Published as a narrative poem in The Eloquent Umbrella, 2000.

 

 

ARTHUR CHIPS
CARRIER OF SONGS

by Dorothy Blackcrow Mack
 

 

"Name’s Arthur Chips.
Singer,
out ‘a Horn Chips line.

Horn Chips,
y’ know,
doctoring man for Crazy Horse?
Tashunke Witko.

Now it’s me witko –
witkoko
, crazy-crazy,
out ‘n a blizzard bad as ‘49.

Pilamaye, thanks
for stoppin’ your pickup for an old wino
in the ditch.

Ey, you’re her
as jus’ married my cousin Richard,
ennit?

Hear you don’t have nothin’ to do with firewater,
not like your ol’ man,
hear you even throwed ’im in jail --
twice.

Hear you don’t have nothin’ to do with drunks,
don’t allow ‘em near the sundance grounds
out in the country.

Hear you drive ‘em away with a broom –
not a rifle,
a broom!

I was gonna stop by jus’ to see that broom,
steal your ol’ man off to Norris bar with me,
he always got dough.

But now you took pity of me,
haulin’ me home from them Saturday night
cowboy drunks
an’ savin’ my frostbit hands,
I’ll be out to take sweat with ‘im
instead.

"I remember, y’ know.
I remember all them old songs,
sing the old language,
way my grandpa taught.

I’m drunk,
but I still sing them holy songs,
way I done when I was Lowanpo,
Ceremony Singer.

No night meetings no more,
way back in the hills, secret

not legal,
accordin’ to the Boss-Indian-Around-Agent –
but people was dyin’,
so my grandpa doctored ’em anyways,
an’ I sang for ‘im.

Ceremony house roof all cave in
long ago.
All gone.

Gone now,
like my grandpa.
All gone
but them songs.

So I sing ‘em in ditches,
sing to the long grass under the snow,
sing outside Kadoka on them cold winter nights,
on this road back to the res,
prayin’ for an Indian car,
maybe with a heater for a thawin’ out ride.

So I drink lotsa wine,
lotsa sterno,
lotsa lysol,
drown my ghosts,
rot out my throat,
still, I sing.

Tun-ka-shi-la, un-shi-ma-la-pe-lo,
Creator, take pity on us.

"Prob’ly thinkin’,
better not sing them holy songs
drunk.
 

Don’t want your pickup cab stunk up
with no wino voices.

But they fill my head,
buzz ‘round like ghosts,
till I go crazy swattin’ ‘em,
wanaghi in my head.

So I hafta sing them songs,
all through the Badlands full of ghosts,
or I lose them songs,
like I lose the reins to my horse,
my Crazy Horse.

And if I don’t sing ’em,
I hafta talk to you,
an’ I got nothin’ to say.

You a high-taught White lady,
an’ I don’t speak English so good,
never went to no school,
my grandpa hide me away
from them Black Robes an’ books,
no good for a Singer,
rot out my mind.

Anyways, marryin’ my cousin
make you hankashi, too close a relation,
so I put them songs between you an’ me
on the pickup seat,
old-fashion way, respectful
of how you pick me up out ‘a the cold.

I keep a-singin’ to keep myself warm,
a-singin’ to keep the driver awake,
a-singin’ to keep this high-center pickup
from sliding off into Redstone Basin
where them seven missionaries got killed.
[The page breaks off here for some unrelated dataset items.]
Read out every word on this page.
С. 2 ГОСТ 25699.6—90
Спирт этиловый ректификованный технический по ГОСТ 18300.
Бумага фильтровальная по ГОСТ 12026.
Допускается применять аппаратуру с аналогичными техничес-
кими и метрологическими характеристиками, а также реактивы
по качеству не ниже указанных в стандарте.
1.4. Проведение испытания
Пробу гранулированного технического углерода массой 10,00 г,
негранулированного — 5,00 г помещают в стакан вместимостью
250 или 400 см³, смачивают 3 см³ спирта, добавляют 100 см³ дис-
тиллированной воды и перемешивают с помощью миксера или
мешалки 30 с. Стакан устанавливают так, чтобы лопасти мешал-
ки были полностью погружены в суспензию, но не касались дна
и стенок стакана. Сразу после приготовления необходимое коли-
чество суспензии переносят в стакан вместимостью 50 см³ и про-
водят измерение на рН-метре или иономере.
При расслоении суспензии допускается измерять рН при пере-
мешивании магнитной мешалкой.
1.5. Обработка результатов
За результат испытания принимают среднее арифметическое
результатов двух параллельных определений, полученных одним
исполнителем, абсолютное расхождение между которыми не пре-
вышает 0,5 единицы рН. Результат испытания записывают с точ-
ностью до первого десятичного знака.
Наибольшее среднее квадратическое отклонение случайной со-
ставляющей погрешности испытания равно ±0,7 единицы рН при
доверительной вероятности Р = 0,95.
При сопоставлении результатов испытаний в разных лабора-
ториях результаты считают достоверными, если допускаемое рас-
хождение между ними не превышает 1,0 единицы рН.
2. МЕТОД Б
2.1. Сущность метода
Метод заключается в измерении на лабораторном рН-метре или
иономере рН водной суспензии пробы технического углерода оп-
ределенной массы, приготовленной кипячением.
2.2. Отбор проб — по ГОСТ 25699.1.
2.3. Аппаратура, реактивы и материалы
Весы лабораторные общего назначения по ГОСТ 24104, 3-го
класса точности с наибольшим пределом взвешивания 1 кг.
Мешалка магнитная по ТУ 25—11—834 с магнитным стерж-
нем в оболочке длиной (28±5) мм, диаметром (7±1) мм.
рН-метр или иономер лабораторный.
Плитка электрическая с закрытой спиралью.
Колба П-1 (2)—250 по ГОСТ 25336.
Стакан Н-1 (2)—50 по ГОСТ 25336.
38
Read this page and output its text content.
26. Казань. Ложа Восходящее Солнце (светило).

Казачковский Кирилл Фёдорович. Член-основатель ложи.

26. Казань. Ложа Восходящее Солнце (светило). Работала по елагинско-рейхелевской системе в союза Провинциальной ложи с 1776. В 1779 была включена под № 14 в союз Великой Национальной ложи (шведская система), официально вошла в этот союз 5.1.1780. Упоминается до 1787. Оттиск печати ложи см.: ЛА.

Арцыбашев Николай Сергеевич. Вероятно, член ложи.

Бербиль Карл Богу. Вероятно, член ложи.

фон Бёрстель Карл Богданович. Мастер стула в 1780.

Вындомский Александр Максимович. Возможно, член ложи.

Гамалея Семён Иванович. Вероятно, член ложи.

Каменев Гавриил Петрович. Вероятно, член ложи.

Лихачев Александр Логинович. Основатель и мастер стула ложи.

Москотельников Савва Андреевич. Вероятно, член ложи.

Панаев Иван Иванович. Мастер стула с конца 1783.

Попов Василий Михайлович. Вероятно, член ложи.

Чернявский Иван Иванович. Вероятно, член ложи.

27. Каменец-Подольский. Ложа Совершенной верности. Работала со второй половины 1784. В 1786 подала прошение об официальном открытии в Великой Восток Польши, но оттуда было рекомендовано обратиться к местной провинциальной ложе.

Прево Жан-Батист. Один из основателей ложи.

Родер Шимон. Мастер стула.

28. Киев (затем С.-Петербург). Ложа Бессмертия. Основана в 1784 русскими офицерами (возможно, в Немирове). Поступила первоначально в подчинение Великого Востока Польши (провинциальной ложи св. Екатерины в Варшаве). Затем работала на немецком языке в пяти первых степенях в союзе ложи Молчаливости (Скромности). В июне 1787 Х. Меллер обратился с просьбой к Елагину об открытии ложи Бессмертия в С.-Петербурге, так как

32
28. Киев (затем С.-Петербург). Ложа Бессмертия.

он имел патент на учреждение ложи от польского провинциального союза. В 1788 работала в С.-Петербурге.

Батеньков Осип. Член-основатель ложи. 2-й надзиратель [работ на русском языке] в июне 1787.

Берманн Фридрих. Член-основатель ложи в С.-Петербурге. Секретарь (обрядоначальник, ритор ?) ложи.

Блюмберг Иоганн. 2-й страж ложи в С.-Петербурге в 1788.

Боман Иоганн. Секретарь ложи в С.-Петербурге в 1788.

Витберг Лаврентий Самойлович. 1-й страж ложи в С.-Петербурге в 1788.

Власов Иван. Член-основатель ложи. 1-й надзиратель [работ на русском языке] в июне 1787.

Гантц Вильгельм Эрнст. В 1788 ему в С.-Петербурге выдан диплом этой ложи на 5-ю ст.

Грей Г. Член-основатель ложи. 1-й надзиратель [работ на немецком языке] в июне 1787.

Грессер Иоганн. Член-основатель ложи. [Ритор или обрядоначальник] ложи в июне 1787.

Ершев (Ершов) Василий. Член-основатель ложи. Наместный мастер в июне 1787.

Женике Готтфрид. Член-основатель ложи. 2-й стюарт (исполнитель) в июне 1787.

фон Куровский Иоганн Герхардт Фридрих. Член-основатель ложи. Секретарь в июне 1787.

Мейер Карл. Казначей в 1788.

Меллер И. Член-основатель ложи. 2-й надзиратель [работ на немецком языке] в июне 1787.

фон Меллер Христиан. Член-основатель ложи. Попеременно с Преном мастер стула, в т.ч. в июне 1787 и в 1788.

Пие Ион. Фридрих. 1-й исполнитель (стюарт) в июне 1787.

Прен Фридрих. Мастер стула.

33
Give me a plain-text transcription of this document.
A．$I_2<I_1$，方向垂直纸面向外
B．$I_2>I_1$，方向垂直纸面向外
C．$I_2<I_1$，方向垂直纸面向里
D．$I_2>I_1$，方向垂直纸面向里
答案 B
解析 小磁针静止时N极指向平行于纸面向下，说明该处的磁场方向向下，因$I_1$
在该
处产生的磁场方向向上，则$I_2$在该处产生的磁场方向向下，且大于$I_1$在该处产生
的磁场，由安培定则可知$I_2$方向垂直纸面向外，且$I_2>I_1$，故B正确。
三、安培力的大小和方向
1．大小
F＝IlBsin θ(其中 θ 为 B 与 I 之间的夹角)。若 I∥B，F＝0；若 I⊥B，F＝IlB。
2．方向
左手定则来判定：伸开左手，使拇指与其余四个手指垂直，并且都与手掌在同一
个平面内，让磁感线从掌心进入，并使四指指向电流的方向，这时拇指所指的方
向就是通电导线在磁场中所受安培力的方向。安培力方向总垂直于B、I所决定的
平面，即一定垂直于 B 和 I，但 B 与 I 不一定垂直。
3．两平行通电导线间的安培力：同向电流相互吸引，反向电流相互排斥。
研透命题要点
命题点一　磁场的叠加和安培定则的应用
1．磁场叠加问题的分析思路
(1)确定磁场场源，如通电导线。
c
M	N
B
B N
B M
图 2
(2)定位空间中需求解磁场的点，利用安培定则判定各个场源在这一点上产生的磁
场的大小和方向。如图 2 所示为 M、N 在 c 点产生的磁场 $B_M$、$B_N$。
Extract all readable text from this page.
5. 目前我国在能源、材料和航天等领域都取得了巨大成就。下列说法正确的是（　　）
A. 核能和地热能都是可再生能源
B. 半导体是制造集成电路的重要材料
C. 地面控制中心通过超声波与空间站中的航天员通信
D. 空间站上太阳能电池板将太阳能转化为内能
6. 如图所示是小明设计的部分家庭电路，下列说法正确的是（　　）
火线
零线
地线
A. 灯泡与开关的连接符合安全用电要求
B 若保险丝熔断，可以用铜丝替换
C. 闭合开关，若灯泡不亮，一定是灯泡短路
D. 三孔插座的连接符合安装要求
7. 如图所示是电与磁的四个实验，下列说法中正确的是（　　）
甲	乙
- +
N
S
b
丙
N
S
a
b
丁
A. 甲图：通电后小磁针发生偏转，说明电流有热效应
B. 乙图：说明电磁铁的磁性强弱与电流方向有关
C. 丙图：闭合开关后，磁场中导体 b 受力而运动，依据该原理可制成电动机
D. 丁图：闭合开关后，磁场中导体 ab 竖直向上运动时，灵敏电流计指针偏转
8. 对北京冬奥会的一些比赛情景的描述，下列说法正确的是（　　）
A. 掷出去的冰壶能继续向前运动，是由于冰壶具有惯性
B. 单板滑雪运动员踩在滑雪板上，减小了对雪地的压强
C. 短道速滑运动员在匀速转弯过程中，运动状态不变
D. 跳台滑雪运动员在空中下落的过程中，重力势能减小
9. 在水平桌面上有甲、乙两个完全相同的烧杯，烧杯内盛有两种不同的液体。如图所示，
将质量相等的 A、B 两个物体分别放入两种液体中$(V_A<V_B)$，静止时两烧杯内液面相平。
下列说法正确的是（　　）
"Ko-la, le-che-e-le-chu...
Ey, you know it!

Your ol’ man brag you up,
say you got a good voice,
learn them songs from watchin’
his sweat lodge door,
but he laugh,
say you sing like a man,
use man Lakota words,
don’t speak Lakota so good,
ha-ha!

So I gonna give you a woman song,
a Crazy Horse woman song
your ol’ man don’t know.

Unchi -- my grandma dead,
Ina -- my mama dead,
ain’t got nobody left to carry it.

We gonna sing it good,
so when we get out ‘a the Badlands
an’ you drop me off,
you carry it home
an’ surprise ’im
singin’."

 

Dedicated to the memory of Arthur Chips. 

[There are no Crazy Horse women songs, but for miles, mine was the only running pickup.]